Note that you don't have to use logical() in which case you'll have to use ones() instead of true(). But that takes more memory and has worse performance.
EDIT: since you are trying to do it without using any matlab toolbox, take a look at the source of imdilate() in Octave. For the case of logical matrices (which is your case) it's a simple usage of filter2() which belongs to matlab core. That said, the following one line should work fine and be much faster
octave> (filter2 (true (3), test) > 0) - test
ans =
0 0 0 0 0 0
0 1 1 1 1 0
0 1 0 0 1 0
0 1 0 0 1 1
0 1 0 0 0 0
0 1 0 0 0 0
One possible solution is to take the subset and add it to the original matrix, but ensure that each time you add it, you offset its position by +1 row, -1 row and +1 column, -1 column. The result will then be expanded by one row and column all around the original subset. You then use the original matrix to mask the original subet to zero.
Like this:
test_new = test + ...
[[test(2:end,2:end);zeros(1,size(test,1)-1)],zeros(size(test,1),1)] + ... %move subset up-left
[[zeros(1,size(test,1)-1);test(1:end-1,2:end)],zeros(size(test,1),1)] + ... %move down-left
[zeros(size(test,1),1),[test(2:end,1:end-1);zeros(1,size(test,1)-1)]] + ... %move subset up-right
[zeros(size(test,1),1),[zeros(1,size(test,1)-1);test(1:end-1,1:end-1)]]; %move subset down-right
test_masked = test_new.*~test; %mask with original matrix
result = test_masked;
result(result>1)=1; % ensure that there is only 1's, not 2, 3, etc.

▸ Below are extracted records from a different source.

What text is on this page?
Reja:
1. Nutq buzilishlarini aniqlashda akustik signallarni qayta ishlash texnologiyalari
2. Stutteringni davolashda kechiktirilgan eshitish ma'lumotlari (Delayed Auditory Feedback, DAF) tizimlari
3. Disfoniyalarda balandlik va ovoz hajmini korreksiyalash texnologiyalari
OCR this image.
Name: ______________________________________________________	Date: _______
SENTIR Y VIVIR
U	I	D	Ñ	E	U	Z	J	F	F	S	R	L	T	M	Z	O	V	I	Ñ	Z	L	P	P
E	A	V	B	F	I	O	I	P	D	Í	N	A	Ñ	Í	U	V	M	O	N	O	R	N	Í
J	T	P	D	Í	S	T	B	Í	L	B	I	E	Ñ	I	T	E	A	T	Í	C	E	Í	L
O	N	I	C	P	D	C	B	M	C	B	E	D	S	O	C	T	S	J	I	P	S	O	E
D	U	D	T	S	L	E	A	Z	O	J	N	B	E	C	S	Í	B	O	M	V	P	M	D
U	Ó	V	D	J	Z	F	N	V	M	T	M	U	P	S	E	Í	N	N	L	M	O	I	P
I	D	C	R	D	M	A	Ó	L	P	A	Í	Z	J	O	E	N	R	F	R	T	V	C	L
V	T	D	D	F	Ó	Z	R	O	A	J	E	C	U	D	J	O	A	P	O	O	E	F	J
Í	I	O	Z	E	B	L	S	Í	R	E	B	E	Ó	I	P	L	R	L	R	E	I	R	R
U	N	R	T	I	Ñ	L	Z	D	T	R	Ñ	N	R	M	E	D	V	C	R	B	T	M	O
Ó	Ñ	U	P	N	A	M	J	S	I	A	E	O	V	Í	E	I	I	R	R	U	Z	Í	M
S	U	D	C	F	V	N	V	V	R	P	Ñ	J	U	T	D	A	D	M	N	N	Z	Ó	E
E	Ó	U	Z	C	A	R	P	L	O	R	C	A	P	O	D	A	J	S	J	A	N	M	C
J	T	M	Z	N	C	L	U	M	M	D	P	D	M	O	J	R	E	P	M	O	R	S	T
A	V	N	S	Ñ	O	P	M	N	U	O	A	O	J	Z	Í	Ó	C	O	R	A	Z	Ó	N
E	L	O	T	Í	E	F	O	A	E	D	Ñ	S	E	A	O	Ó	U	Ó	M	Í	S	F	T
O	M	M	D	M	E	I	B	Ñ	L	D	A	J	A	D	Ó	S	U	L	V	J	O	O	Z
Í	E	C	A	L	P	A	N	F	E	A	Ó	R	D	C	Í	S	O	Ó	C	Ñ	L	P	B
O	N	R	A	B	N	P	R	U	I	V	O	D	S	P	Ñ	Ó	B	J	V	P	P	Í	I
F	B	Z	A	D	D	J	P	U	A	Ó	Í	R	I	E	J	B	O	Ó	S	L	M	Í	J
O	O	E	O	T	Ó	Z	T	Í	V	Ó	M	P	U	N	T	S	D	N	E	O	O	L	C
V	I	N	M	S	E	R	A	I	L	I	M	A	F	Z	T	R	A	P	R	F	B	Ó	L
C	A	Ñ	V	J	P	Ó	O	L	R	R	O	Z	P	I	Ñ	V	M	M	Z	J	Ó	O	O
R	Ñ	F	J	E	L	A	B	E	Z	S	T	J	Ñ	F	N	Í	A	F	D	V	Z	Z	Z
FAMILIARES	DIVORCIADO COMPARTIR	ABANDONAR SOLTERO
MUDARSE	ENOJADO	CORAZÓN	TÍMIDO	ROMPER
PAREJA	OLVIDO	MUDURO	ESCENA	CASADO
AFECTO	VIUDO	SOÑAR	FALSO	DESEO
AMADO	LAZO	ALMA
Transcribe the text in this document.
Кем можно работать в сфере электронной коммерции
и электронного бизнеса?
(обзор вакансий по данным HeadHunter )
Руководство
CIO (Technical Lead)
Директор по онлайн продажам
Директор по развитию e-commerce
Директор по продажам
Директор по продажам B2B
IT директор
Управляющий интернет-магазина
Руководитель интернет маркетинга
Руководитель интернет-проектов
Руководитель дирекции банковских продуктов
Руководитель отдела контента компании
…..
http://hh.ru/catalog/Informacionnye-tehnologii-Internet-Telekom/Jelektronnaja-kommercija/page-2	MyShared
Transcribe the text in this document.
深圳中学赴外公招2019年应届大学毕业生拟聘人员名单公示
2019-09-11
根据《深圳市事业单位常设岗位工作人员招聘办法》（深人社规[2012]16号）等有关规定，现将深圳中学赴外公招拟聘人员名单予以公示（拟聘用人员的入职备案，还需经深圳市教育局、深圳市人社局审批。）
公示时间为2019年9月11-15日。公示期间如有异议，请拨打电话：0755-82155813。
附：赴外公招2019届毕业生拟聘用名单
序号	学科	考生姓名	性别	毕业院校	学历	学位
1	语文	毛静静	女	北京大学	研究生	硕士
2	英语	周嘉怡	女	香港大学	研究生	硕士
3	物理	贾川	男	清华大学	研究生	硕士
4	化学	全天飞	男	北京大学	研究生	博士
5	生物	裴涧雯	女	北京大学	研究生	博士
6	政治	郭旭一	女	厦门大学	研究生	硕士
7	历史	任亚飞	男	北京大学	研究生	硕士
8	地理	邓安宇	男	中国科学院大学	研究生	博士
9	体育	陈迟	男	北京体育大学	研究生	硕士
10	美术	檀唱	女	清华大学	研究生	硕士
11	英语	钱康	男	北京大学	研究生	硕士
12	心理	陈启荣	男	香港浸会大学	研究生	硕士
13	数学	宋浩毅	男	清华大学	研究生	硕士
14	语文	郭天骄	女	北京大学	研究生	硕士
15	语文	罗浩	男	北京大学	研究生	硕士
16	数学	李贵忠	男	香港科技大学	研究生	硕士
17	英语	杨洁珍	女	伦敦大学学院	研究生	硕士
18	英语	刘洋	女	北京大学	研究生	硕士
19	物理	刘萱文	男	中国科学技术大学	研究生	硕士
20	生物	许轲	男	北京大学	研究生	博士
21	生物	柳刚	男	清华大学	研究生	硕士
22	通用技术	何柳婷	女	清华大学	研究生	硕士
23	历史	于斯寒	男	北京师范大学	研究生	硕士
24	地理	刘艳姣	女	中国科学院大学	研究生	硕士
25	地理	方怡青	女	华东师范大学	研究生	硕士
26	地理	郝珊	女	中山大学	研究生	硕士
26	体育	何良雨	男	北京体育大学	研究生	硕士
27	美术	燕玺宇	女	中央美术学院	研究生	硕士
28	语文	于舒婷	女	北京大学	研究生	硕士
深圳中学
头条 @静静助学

The result for this on your test matrix is:
result =
0 0 0 0 0 0
0 1 1 1 1 0
0 1 0 0 1 0
0 1 0 0 1 1
0 1 0 0 0 0
0 1 0 0 0 0
Edited - it now grabs the corners as well, by moving the subset up and to the left, up and to the right, down then left and down then right.
I expect this would be a very quick way to achieve this - it doesn't have any loops, nor functions - just matrix operations.